Epping divided on hiring school resource officer
A warrant article seeking $35,570 to pay the officer for a half year beginning July 1 generated the most discussion at the town's annual deliberative session even as voters face big-ticket items like a $2.5 million plan to buy water-rich land and a new $2.3 million town library.
Resident Kim Krenzer, who has a daughter at the high school, was among those who urged voters to approve the position when they vote at the polls on March 12.
"As a parent, I'm very concerned about what's happening (at the high school)," she told the nearly 100 voters in attendance.
Police have been called to the school many times since September to address truancy issues, out-of-control students, vandalism and other problems, she said.
"This is happening every day right here in our small community," she said.
The police department had a school resource officer from 2000 to 2002, but the position was suspended when an officer was placed on active military duty and there was a shortage of officers.
If approved, the officer, who would earn an estimated yearly salary of $76,350 in 2014, would serve in the elementary, middle and high schools on a daily basis.
When students are on summer vacation, Police Chief Michael Wallace said the officer would assist with routine patrols.
Robert Jordan and James McGeough are the only selectmen who support the position.
McGeough, a retired police officer and current high school teacher in Manchester, spoke of the many benefits he's seen by having a resource officer in Manchester. He said the officer there has received many leads on crimes from students.
Selectman Dianne Gilbert opposed the hire, insisting that the school district may want to look at hiring security guards or retired police officers.
Selectman Tom Gauthier said one officer serving three schools wouldn't stop a tragedy like the shooting in Newtown, Conn. He said he would rather spend the money on security system improvements.
But police Sgt. Rich McFadden, who previously held the position, said it was a valuable resource, adding that the presence of a police cruiser parked in front of the schools would also be a deterrent.

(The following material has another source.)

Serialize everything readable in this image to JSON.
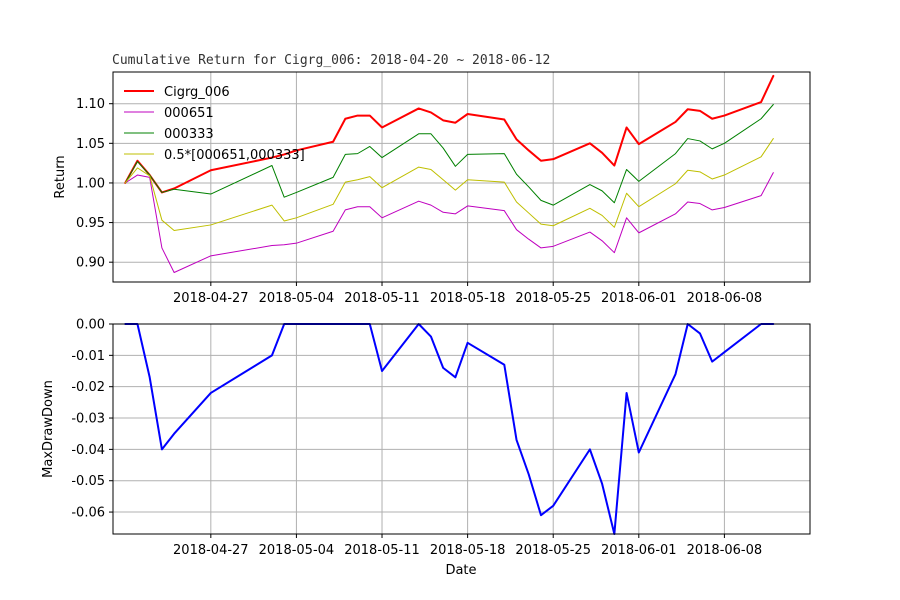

Meanwhile, selectmen and the town's water and sewer commissioners urged voters to back the proposed purchase of 75 acres of land behind the Epping Crossing shopping center. The land has five wells on the property that could generate an abundance of water for the town as it tries to maintain its current supply and meet the growing demand from rapid commercial growth.
The land purchase has received the support of a majority of voters for the past two years, but has come up short of the 60 percent vote required to pass.
"This land represents a sustainable water management for the town of Epping for many, many years to come," said Henry DeBoer, chairman of the town's water and sewer commission.
Under the proposal, which is supported unanimously by selectmen, the land would be purchased through a 20-year bond.
DeBoer said half of the bond payments would be covered by water user fees along with half of all new connection fees.
"If we don't purchase this land, we're going to be purchasing water from the people who do purchase this land," Selectman Karen Falcone said.
A proposal to build a new library generated no questions from voters. While the library trustees back the plan, neither selectmen nor the town's budget committee support it.
The library proposal was amended to add $44,000 back into the plan to cover the cost of razing the old library and building a park on the site.
Library Trustee Heather Clark, board chairman, said the new library was "an opportunity to make Epping really proud of what we're offering our community."
Voters made no changes to the proposed $6.4 million budget, but increased the amount of surplus money to be added to a town hall improvement fund from $10,000 to $35,000.
Other warrant articles were sent to the warrant unchanged.